Européen ou pas : ça fait toute la différence !

L’Europe crée une grande partie du contenu disponible sur internet. C’est notamment vrai dans le domaine du gaming, des vidéos beauté et des vloggers. L’article 13 pourrait provoquer une grève massive. Elle aurait pour but d’éviter que YouTube, Vimeo et SoundCloud n’aient à encourir une amende phénoménale de l’Union Européenne. Pour la même raison, de nombreuses plateformes pourraient décider d’empêcher les internautes européens d’accéder à leur contenu. Tout cela a soulevé des débats sur le web. De nombreuses pétitions ont même été lancées dans le monde entier.

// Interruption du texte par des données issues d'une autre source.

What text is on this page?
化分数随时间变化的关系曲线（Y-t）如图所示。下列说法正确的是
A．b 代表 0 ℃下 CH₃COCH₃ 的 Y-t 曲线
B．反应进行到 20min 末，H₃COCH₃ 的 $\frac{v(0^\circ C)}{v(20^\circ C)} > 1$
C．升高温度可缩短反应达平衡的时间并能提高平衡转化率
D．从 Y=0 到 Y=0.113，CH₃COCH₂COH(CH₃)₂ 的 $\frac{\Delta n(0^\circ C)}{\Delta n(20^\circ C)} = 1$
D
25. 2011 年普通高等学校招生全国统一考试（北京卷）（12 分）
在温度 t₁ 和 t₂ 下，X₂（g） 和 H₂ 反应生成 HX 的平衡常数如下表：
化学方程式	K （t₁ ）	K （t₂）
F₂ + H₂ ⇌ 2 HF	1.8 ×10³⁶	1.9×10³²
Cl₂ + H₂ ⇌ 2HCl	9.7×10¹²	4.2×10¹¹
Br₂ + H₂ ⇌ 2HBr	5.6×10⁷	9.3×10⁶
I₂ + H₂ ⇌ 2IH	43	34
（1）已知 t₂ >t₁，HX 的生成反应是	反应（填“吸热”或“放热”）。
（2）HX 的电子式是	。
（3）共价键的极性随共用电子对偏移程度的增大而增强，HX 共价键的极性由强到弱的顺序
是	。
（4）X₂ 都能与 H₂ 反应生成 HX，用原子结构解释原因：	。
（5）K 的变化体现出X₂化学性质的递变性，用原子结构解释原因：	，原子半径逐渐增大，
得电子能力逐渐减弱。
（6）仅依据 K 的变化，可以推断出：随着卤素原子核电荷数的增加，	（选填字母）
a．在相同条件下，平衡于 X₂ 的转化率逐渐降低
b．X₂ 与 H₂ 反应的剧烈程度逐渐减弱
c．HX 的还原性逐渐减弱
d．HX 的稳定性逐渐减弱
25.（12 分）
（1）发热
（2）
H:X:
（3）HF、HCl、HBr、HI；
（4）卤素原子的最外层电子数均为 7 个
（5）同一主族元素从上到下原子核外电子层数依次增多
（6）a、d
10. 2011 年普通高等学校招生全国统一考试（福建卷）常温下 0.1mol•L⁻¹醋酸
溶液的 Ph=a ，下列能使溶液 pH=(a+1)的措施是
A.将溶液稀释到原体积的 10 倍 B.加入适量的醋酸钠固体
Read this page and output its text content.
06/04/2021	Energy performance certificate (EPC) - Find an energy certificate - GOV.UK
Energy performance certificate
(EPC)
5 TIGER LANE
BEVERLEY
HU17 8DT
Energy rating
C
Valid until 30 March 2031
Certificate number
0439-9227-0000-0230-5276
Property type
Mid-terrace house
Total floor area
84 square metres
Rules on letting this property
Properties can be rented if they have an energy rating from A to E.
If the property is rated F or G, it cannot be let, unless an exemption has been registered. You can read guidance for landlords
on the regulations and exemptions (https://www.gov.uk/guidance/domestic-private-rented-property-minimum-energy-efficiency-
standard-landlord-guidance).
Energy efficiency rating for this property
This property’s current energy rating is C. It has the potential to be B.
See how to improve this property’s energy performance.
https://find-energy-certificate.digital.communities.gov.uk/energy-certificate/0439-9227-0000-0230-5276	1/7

VPN et l’article 13 : que faire ?

Si l’Union Européenne adopte l’article 13, vous aurez peut-être besoin de contourner les blocages géographiques. Pour faire croire aux sites web que vous vous connectez depuis un pays extérieur à l’UE, l’idéal est d’utiliser un VPN, ou “réseau privé virtuel“. Un VPN vous donne accès à tous les sites géobloqués. Il utilise une connexion cryptée et sécurisée qui vous rend complètement anonyme sur le web. Comme il existe de nombreux fournisseurs de VPN sur le marché, nous les avons testés pour vous. Si vous voulez en savoir plus sur les VPN et sur leurs avantages, ou si voulez consulter notre sélection des 10 meilleurs VPN du moment, rendez-vous sur notre site !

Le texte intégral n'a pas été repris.